All of these factors lead to the same conclusion: that it is not only permissible but advisable to carry more inventory than the forecast justifies. Often the different teams will raise their forecasts, or have inventory planners increase safety stock, to cover their expectations.
When various groups within a business start making these assumptions in parallel and modify the forecast accordingly (often using inconsistent data from their own systems as the basis for their assumptions), a series of cascading errors leads to a "perfect storm" variation of plan-versus-performance (variability). The net result is that inventory balloons exponentially. This not only affects the immediate financial situation, it effectively hinders CFOs from getting the truest picture of the supply chain in formulating budgets and projections for the current year, and may even affect the following year if the variations aren't noted. With carrying costs of such inventory often underestimated, this aggregate error can impose enormous costs on the organization, seriously damaging corporate profitability.
Why is all this so important to CFOs? All too often, CFOs rely only on the historical reporting capabilities of financial analytics, while not giving full weight to the capabilities offered by operational analytics to support demand forecasting, sales and operations planning, and the continuous tracking of performance throughout the supply chain enterprise. CFOs can therefore balance their financial analytics view with an operational analytics perspective that is available through EPM.
The Demand-Driven Supply Network and EPM
Demand-Driven Supply Networks (DDSNs) are recent phenomenons that have changed the rules for supply chain-dependent organizations. AMR Research identifies DDSN as a next-generation supply chain that build all supply chain processes, infrastructure and information flows to serve the downstream source of demand, rather than the upstream supply constraints of factories and distribution systems.
Why is this important? Early adopters are already saving 5 percent of top-line revenue compared to non-adopters, according to a 2004 AMR Research benchmark study.
So how does EPM fit into the DDSN picture? Let's take a look at three key EPM factors that have an impact on demand-driven supplier networks:
* Unit-level demand visibility — RFID, point of sale (POS), business-to-consumer (B2C) e-commerce: buzzwords, yes, but all represent demand at its most granular and therefore most precise. For some, this may be no different than bar codes marking the passage of inventory through the system. For others, the ability to leverage this data could be the critical ingredient to maximizing fleeting spikes in demand. The ability to use such data provides a view of the present rather than the past, giving key personnel the ability to act on information rather than merely analyze it after the fact.
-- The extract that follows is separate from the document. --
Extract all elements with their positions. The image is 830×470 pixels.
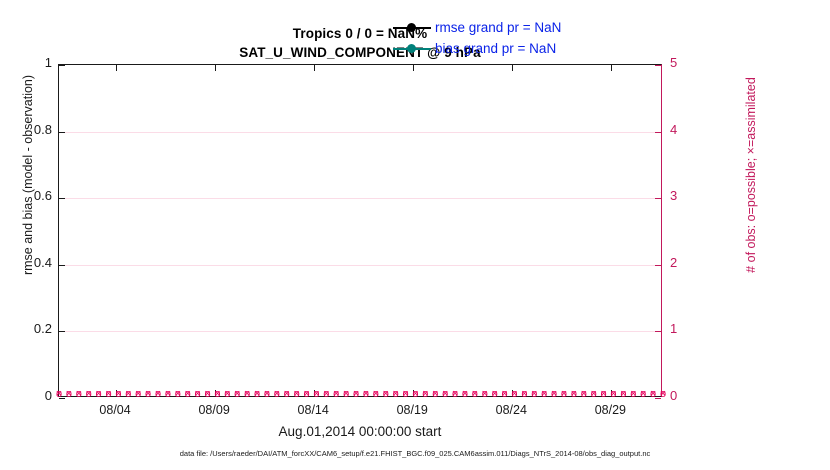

* Demand management — Think about forecasting, price and revenue optimization, and promotions management. EPM tools can help users tap into demand variability as a resource, which is useful in weathering the storm of data from unit-level demand. EPM offers the analytics, sales and promotion (S&P), and collaboration tools to pinpoint demand variability.
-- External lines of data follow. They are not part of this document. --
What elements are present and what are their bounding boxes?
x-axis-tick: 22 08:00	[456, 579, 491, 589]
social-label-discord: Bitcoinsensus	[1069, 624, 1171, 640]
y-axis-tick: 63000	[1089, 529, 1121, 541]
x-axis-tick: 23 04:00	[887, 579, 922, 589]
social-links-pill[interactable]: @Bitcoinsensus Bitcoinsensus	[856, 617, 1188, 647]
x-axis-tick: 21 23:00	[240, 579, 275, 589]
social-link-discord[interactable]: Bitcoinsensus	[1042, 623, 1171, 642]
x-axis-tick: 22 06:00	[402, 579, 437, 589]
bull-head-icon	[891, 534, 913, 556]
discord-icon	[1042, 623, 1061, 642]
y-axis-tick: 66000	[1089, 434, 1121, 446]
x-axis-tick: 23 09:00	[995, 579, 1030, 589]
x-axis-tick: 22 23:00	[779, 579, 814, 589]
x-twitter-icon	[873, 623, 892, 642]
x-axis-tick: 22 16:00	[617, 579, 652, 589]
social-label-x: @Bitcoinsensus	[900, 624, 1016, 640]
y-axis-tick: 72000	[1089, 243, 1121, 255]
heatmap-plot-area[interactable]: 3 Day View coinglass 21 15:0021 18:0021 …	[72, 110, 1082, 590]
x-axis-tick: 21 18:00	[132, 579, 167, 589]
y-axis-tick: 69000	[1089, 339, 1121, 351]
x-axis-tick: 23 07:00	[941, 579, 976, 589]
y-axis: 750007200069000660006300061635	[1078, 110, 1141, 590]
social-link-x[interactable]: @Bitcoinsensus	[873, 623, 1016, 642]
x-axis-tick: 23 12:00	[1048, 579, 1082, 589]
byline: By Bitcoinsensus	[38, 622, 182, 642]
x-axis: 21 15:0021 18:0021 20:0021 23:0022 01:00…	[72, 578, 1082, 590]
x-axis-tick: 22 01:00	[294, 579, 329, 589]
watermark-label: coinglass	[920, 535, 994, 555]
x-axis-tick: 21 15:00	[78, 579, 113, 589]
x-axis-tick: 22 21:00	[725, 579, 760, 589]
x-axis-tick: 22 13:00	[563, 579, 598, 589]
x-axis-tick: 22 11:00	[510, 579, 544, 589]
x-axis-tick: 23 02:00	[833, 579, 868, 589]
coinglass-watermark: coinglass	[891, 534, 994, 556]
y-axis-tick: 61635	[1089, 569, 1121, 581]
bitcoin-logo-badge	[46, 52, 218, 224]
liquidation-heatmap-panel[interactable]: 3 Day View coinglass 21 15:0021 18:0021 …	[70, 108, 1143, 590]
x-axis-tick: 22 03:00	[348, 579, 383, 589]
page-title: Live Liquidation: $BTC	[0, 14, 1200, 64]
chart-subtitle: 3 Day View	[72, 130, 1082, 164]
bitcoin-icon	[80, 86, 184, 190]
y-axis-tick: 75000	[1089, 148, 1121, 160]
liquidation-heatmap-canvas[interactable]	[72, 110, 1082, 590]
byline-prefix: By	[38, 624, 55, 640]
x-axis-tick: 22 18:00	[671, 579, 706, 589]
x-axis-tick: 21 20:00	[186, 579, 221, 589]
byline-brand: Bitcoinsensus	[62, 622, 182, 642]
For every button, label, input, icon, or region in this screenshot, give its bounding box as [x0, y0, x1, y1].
* Executive dashboards — Benchmarking and balanced performance measurement is the ultimate expression of business judgment driving supply chain decisions. What data populates the dashboard and how it differs by role is a deceptively thorny, and potentially political, issue. With EPM, users receive key performance indicators (KPIs) in dashboard format for executives and decision makers according to predetermined rules specific to the organization.
EPM provides a way to let loose the power of previous technology investments while simplifying their output, turning data into useful, actionable information. For supply chain-oriented organizations, it also allows them to meet the challenges of the sea of change caused by demand-driven supply networks.